All secrets should be stored in a dedicated secrets manager and injected at runtime:

Platform Secrets manager Notes
AWS Secrets Manager, Parameter Store Use Secrets Manager for rotation; Parameter Store for static config
Azure Key Vault Integrates with Azure AI services via managed identity
GCP Secret Manager Integrates with Vertex AI via service accounts
Self-hosted HashiCorp Vault, CyberArk Requires operational investment but provides full control

Least privilege for every credential

Each credential should grant the minimum access required:

  • Inference-only credentials should not allow model upload or modification
  • Training job credentials should access only the specific training data needed
  • Pipeline credentials should be scoped to the specific actions the pipeline performs
  • Human user credentials should not be used for automated processes

Rotate regularly

AI secrets are often long-lived because rotation is seen as operationally complex. This is a risk.

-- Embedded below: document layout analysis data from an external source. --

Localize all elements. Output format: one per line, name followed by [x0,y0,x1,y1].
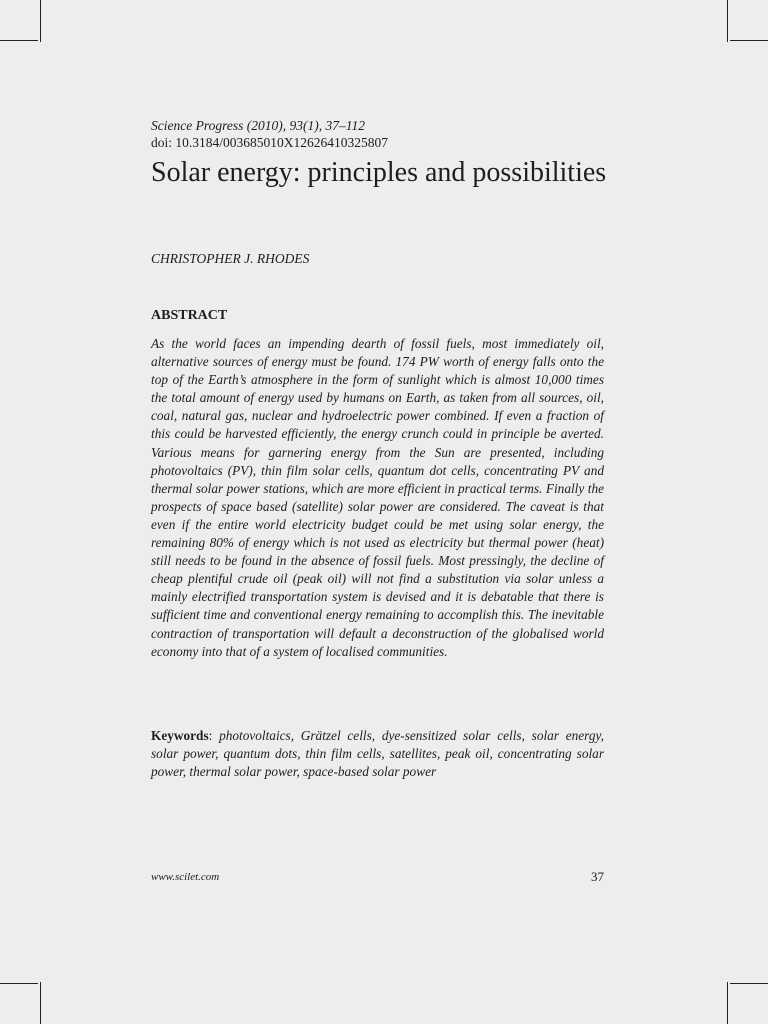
journal-citation: Science Progress (2010), 93(1), 37–112 [151,118,365,133]
abstract-heading: ABSTRACT [151,308,228,323]
author-name: CHRISTOPHER J. RHODES [151,251,310,266]
page-number: 37 [591,869,604,884]
keywords-paragraph [151,727,604,781]
keywords-separator: : [208,728,220,743]
crop-mark [0,40,38,41]
crop-mark [727,982,728,1024]
crop-mark [40,982,41,1024]
abstract-text: As the world faces an impending dearth of fossil fuels, most immediately oil, alternative sources of energy must be found. 174 PW worth of energy falls onto the top of the Earth’s atmosphere in the form of sunlight which is almost 10,000 times the total amount of energy used by humans on Earth, as taken from all sources, oil, coal, natural gas, nuclear and hydroelectric power combined. If even a fraction of this could be harvested efficiently, the energy crunch could in principle be averted. Various means for garnering energy from the Sun are presented, including photovoltaics (PV), thin film solar cells, quantum dot cells, concentrating PV and thermal solar power stations, which are more efficient in practical terms. Finally the prospects of space based (satellite) solar power are considered. The caveat is that even if the entire world electricity budget could be met using solar energy, the remaining 80% of energy which is not used as electricity but thermal power (heat) still needs to be found in the absence of fossil fuels. Most pressingly, the decline of cheap plentiful crude oil (peak oil) will not find a substitution via solar unless a mainly electrified transportation system is devised and it is debatable that there is sufficient time and conventional energy remaining to accomplish this. The inevitable contraction of transportation will default a deconstruction of the globalised world economy into that of a system of localised communities. [151,336,604,659]
article-title: Solar energy: principles and possibilities [151,157,607,188]
doi[interactable]: doi: 10.3184/003685010X12626410325807 [151,135,389,150]
keywords-list: photovoltaics, Grätzel cells, dye-sensitized solar cells, solar energy, solar power, quantum dots, thin film cells, satellites, peak oil, concentrating solar power, thermal solar power, space-based solar power [151,728,604,780]
crop-mark [40,0,41,42]
crop-mark [730,983,768,984]
crop-mark [0,983,38,984]
crop-mark [730,40,768,41]
footer-url[interactable]: www.scilet.com [151,871,220,883]
keywords-label: Keywords [151,728,209,743]
crop-mark [727,0,728,42]
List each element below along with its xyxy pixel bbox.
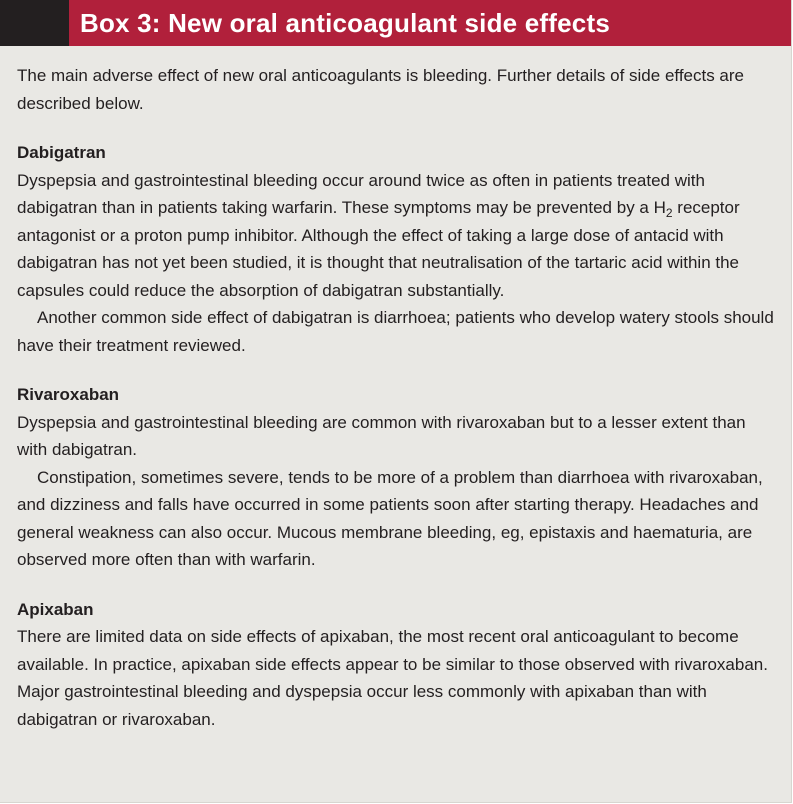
rivaroxaban-paragraph-1: Dyspepsia and gastrointestinal bleeding are common with rivaroxaban but to a lesser extent than with dabigatran. [17, 412, 746, 459]
section-apixaban [17, 596, 779, 734]
h2-subscript: 2 [665, 206, 673, 220]
rivaroxaban-paragraph-2: Constipation, sometimes severe, tends to be more of a problem than diarrhoea with rivaroxaban, and dizziness and falls have occurred in some patients soon after starting therapy. Headaches and general weakness can also occur. Mucous membrane bleeding, eg, epistaxis and haematuria, are observed more often than with warfarin. [17, 467, 763, 569]
dabigatran-paragraph-1 [17, 167, 779, 305]
section-dabigatran [17, 139, 779, 359]
section-heading-rivaroxaban: Rivaroxaban [17, 385, 120, 404]
box-content [17, 62, 779, 733]
box-header [0, 0, 791, 46]
dabigatran-paragraph-2: Another common side effect of dabigatran is diarrhoea; patients who develop watery stools should have their treatment reviewed. [17, 308, 774, 355]
dabigatran-p1-text-end: receptor antagonist or a proton pump inhibitor. Although the effect of taking a large dose of antacid with dabigatran has not yet been studied, it is thought that neutralisation of the tartaric acid within the capsules could reduce the absorption of dabigatran substantially. [17, 198, 740, 300]
header-accent-block [0, 0, 69, 46]
section-heading-dabigatran: Dabigatran [17, 143, 106, 162]
section-heading-apixaban: Apixaban [17, 599, 94, 619]
section-rivaroxaban [17, 381, 779, 574]
apixaban-paragraph-1: There are limited data on side effects of apixaban, the most recent oral anticoagulant to become available. In practice, apixaban side effects appear to be similar to those observed with rivaroxaban. Major gastrointestinal bleeding and dyspepsia occur less commonly with apixaban than with dabigatran or rivaroxaban. [17, 627, 768, 729]
box-title: Box 3: New oral anticoagulant side effects [69, 0, 791, 46]
intro-paragraph: The main adverse effect of new oral anticoagulants is bleeding. Further details of side effects are described below. [17, 66, 745, 113]
dabigatran-p1-text-start: Dyspepsia and gastrointestinal bleeding occur around twice as often in patients treated with dabigatran than in patients taking warfarin. These symptoms may be prevented by a H [17, 170, 705, 217]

  • Automate rotation where the secrets manager supports it
  • Set rotation schedules appropriate to the sensitivity (model API keys quarterly at minimum)
  • Test that rotation does not break running services before deploying to production
  • Monitor for use of revoked credentials

Common pitfalls

Notebook credentials

Jupyter notebooks are the most common place AI credentials leak. Developers connect to data stores, model endpoints, and experiment trackers from notebooks, often hardcoding credentials for convenience.

Mitigations:

  • Use environment variables or IAM roles, never hardcoded credentials
  • Clear notebook outputs before committing to version control
  • Use pre-commit hooks that scan for secrets (tools: detect-secrets, gitleaks, truffleHog)
  • Configure notebook environments to pull credentials from a secrets manager

Experiment tracking leaks

Experiment trackers (MLflow, Weights & Biases, Neptune) log parameters, metrics, and artefacts. Credentials sometimes end up in logged parameters.

Mitigations:

  • Review what is logged before enabling automatic parameter logging
  • Filter sensitive keys from parameter logging
  • Restrict access to experiment tracking data

Pipeline credential sprawl

As AI pipelines grow, credentials accumulate. Each new data source, model endpoint, or service adds a credential. Without discipline, nobody knows what credentials exist, what they access, or when they were last rotated.

Mitigations:

  • Maintain an inventory of all credentials used in AI pipelines
  • Assign an owner to each credential
  • Audit credential usage regularly
  • Remove unused credentials promptly

Shared credentials between environments

Development and production share the same model API key, the same data store credentials, or the same experiment tracker token. A compromise in development compromises production.

Mitigation: Separate credentials per environment. No exceptions.

Secrets scanning is not optional

Run secrets scanning in your CI/CD pipeline and as pre-commit hooks. Tools like gitleaks, detect-secrets, and truffleHog catch most accidental credential commits. A secret committed to version control is a secret that exists in Git history forever, even after deletion.